Bug 1877367

Summary:	KubeAPIErrorsHigh firing due to "too large resource version"
Product:	OpenShift Container Platform	Reporter:	Lukasz Szaszkiewicz <lszaszki>
Component:	kube-apiserver	Assignee:	Lukasz Szaszkiewicz <lszaszki>
Status:	CLOSED ERRATA	QA Contact:	Ke Wang <kewang>
Severity:	high	Docs Contact:
Priority:	unspecified
Version:	4.6	CC:	aos-bugs, fhirtz, kewang, mfojtik, palonsor, pkanthal, rsandu, sferguso, xxia
Target Milestone:	---
Target Release:	4.6.0
Hardware:	Unspecified
OS:	Unspecified
Whiteboard:
Fixed In Version:		Doc Type:	If docs needed, set a value
Doc Text:		Story Points:	---
Clone Of:	1877346	Environment:
Last Closed:	2020-10-27 16:38:53 UTC	Type:	---
Regression:	---	Mount Type:	---
Documentation:	---	CRM:
Verified Versions:		Category:	---
oVirt Team:	---	RHEL 7.3 requirements from Atomic Host:
Cloudforms Team:	---	Target Upstream Version:
Embargoed:
Bug Depends On:
Bug Blocks:	1877346

Comment 1 Lukasz Szaszkiewicz 2020-09-09 13:20:23 UTC

Once the rebase (1.19) PR lands https://github.com/openshift/kubernetes/pull/325 the fixes (https://github.com/openshift/origin/pull/25489 and https://github.com/openshift/origin/pull/25490) will be present in 4.6.

Comment 4 Ke Wang 2020-09-22 11:10:02 UTC

(In reply to Lukasz Szaszkiewicz from comment #1)
> Once the rebase (1.19) PR lands
> https://github.com/openshift/kubernetes/pull/325 the fixes
> (https://github.com/openshift/origin/pull/25489 and
> https://github.com/openshift/origin/pull/25490) will be present in 4.6.

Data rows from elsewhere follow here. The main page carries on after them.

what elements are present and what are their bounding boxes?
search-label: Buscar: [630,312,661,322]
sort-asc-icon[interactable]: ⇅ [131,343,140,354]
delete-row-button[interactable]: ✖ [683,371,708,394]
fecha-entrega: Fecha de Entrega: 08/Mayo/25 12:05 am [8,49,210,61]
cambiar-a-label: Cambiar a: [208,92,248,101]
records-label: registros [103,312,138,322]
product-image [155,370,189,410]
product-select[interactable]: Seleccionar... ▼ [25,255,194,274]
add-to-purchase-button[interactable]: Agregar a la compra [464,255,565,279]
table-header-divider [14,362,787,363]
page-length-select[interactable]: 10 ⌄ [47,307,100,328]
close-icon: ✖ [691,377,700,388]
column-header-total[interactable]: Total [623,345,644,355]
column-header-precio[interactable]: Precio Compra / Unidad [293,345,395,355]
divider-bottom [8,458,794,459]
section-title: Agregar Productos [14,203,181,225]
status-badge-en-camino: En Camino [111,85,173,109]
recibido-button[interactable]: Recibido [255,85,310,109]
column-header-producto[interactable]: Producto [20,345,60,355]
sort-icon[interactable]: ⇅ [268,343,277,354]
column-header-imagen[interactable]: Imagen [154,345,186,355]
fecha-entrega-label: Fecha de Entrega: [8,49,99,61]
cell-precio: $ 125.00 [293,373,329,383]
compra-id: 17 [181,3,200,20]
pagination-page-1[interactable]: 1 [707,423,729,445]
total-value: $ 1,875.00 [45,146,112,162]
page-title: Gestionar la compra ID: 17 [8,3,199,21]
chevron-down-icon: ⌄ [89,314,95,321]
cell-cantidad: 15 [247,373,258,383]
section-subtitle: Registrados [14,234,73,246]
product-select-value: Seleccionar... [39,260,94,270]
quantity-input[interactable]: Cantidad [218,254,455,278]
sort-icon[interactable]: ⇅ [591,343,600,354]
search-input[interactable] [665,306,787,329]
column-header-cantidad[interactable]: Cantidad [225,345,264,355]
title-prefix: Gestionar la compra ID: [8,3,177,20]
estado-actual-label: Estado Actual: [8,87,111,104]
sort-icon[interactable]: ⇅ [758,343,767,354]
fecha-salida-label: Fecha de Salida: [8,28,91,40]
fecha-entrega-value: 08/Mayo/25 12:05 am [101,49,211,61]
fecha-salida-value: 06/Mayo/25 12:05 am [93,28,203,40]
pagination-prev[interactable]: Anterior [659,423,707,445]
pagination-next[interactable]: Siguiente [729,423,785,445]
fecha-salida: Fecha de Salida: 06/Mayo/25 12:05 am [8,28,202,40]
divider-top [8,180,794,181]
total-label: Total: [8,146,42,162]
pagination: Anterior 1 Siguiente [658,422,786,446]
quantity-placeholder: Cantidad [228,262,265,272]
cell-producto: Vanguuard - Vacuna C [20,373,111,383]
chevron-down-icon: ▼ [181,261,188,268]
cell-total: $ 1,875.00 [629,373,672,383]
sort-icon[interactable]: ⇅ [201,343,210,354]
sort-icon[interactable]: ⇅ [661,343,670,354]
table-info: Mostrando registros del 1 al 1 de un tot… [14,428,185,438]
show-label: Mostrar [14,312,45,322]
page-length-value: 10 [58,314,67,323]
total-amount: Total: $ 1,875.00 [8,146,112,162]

Hi Lukasz, PR 25489 and 25490 have not been merged, could you have a look? without them merging, versification is unable to go on.

Comment 5 Ke Wang 2020-09-23 03:20:44 UTC

CC: lszaszki, PR 25489 and 25490 are 4.5 fixes, we need corresponding fixes for 4.6 here.

Comment 6 Ke Wang 2020-09-23 15:07:06 UTC

OCP 4.6 already has been re-based bump to kube 1.19 and have a master node connected to the cluster. Then, disconnect it from the network for 5 minutes, after network recovery kubelet reconnects to the Apiserver as before. Then observe kubelet's logs, such timeouts do not occur anymore.
# cat ~/test.sh 
ifconfig ens5 down
sleep 300
ifconfig ens5 up

#./test.sh &

# pwd
/var/log/pods
# grep -nr 'Timeout: Too large resource version' openshift-*
# journalctl -b -u kubelet | grep 'Timeout: Too large resource version'

Comment 8 errata-xmlrpc 2020-10-27 16:38:53 UTC

Since the problem described in this bug report should be
resolved in a recent advisory, it has been closed with a
resolution of ERRATA.

For information on the advisory (OpenShift Container Platform 4.6 GA Images), and where to find the updated
files, follow the link below.

If the solution does not work for you, open a new bug report.

https://access.redhat.com/errata/RHBA-2020:4196